Fajutamente surpreendidos, fingindo espanto com louvável dedicação, rumaram os três – com os cachorros álibi – para celebrar a manobra do destino, que mui generosamente havia botado todos na rua, durante uma pandemia, em condições idênticas.
Não contavam era com o garçom, o Freitas, que, puto com a reabertura da firma, não se conformou em ver os três mais antigos clientes se acomodando à mesa perto da janela, eles, que Freitas julgava serem homens tão sensatos, agora brindando com cerveja a imprudência coletiva.
Passou a mão no telefone do balcão e me ligou, conta Tia Ema para o grupo estupefato.
– Perguntou se eu queria aproveitar a passagem do marido para encomendar os bolinhos de bacalhau que eu tanto gosto. O tio foi dedado assim na cara dura. Chegou em casa com o rabo mais encolhido que o do Peteca.
Paulo Sérgio achou ter visto um rubor excessivo nas bochechas de Vander, ainda mais flagrantes que o desgosto das sobrancelhas, e só por isso preferiu não revidar a encheção de saco sofrida desde que deu oi ao amigo meia hora atrás na porta do Pão de Açúcar.

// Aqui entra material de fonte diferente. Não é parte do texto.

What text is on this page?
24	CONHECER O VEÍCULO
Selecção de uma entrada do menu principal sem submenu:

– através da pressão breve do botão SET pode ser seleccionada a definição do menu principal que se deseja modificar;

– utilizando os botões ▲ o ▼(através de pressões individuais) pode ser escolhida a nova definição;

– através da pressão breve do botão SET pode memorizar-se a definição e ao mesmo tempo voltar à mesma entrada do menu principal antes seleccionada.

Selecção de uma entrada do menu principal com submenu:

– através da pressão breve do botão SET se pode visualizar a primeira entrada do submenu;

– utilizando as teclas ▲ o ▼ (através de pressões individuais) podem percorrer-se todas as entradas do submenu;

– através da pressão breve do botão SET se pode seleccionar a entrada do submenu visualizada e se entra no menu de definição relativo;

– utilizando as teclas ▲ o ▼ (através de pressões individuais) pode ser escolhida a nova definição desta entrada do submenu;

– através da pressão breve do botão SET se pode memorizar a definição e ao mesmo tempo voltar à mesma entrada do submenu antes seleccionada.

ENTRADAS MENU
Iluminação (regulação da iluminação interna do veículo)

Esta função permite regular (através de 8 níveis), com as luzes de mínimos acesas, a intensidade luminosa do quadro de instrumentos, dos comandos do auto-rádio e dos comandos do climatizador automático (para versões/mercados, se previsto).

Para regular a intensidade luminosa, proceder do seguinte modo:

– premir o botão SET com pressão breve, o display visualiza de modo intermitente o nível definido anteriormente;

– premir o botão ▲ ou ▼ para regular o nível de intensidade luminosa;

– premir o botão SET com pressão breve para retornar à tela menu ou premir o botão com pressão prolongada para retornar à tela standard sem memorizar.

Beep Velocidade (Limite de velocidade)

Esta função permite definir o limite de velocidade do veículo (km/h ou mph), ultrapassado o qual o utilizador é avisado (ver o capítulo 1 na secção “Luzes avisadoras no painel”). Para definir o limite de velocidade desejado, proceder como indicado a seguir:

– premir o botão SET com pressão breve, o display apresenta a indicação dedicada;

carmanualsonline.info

Parece que todo mundo dá suas escapadinhas, pensou, e quis cochichar com Catarina.
A assembleia extraordinária se desfez em um misto de choque e falta de assunto. Voltariam todos a se encontrar novamente, de caso marcado, após quatro tentativas e muito agendamento, só dali a dois anos, quando chegaram ao fim a quarentena, o vírus, as máscaras, e a indignação seletiva.